Vamos, então, inventar aqui um personagem fictício (e, não, antes que pensem, não sou eu com algumas alterações cosméticas; entre outras coisas, não estou a pagar a casa. (Além de que já mostrei as minhas próprias dívidas, infelizmente bem maiores (excepto a parte da casa), nos posts sobre a evolução mensal das dívidas.) Claro que haverá sempre uma ou outra coisa em comum; afinal, uma pessoa fala sempre com mais confiança do que conhece), cuja situação, parece-me, será familiar a muitos portugueses (possivelmente não, como disse na primeira parte, a maioria dos leitores/as actuais deste blog). Sendo um nome comum cá por Portugal, chamemos a esse personagem ““.
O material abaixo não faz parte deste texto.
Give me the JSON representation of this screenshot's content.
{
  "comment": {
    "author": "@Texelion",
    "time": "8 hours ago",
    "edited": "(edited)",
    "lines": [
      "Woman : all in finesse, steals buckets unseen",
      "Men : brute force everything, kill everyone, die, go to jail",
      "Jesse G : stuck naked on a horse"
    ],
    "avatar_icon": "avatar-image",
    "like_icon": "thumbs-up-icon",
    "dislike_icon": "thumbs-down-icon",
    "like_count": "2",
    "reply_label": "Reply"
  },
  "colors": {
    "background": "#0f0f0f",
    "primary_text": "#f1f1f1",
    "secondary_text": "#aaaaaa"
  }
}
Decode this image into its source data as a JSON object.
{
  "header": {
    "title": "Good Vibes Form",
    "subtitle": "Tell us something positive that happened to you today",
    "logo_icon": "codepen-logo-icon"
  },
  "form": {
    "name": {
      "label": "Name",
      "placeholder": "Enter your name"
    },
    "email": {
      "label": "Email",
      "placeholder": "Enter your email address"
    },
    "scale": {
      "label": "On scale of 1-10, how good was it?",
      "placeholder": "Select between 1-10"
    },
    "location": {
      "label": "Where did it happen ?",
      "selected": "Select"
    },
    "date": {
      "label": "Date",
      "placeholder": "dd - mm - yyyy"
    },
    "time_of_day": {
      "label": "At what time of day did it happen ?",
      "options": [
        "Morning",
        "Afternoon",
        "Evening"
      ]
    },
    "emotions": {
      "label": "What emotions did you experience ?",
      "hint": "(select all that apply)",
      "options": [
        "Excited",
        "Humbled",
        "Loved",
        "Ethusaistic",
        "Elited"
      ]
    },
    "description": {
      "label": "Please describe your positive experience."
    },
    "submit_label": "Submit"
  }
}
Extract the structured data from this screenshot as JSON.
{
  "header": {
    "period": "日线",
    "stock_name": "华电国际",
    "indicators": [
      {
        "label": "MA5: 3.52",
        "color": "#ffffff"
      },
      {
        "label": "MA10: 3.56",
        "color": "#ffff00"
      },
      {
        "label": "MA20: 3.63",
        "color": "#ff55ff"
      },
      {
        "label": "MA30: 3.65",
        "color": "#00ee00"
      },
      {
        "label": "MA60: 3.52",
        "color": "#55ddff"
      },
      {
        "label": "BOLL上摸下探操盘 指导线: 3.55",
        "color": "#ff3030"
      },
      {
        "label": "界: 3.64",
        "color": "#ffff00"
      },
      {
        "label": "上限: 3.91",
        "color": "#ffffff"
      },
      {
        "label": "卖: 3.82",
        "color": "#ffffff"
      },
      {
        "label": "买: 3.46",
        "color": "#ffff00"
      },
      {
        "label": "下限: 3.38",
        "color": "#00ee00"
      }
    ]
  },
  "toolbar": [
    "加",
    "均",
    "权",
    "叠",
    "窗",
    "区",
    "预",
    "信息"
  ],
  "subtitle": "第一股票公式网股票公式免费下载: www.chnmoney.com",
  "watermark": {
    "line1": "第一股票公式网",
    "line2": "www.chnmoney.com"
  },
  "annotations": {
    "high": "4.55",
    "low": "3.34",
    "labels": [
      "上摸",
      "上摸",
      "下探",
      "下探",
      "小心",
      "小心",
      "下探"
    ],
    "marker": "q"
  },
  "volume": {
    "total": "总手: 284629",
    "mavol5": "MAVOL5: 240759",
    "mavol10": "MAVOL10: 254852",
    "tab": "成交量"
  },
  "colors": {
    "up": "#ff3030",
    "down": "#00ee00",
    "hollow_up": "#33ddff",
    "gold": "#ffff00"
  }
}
A história do Zé, infelizmente, é tudo menos inédita. Acabou os estudos, arranjou um emprego, foi até em geral subindo na carreira (com uns altos e baixos aqui e ali, mas isso é normal), mas no meio disso veio também uma vida com alguns excessos aqui e ali, competição com amigos e colegas, talvez algum casamento ou namoro de vários anos que não deu certo, e, no meio de tudo isso, cartões de crédito. Sempre os cartões de crédito. De tal forma que, finalmente, o Zé olhou para a sua vida em termos financeiros (ei, mais vale tarde que nunca), e apercebeu-se de que, apesar de até ganhar (tanto quanto sei) acima da média de Portugal, está neste momento a viver uma vida mais “pobre” do que tinha há uns 10 anos, quando ganhava menos. E apercebeu-se, também, da causa disso: mais de metade do seu ordenado vai só para pagar créditos e cartões de crédito. No caso dos cartões, para pagar o mínimo, ou pouco mais — o que faz com que essas dívidas, para todos os efeitos, praticamente não desçam.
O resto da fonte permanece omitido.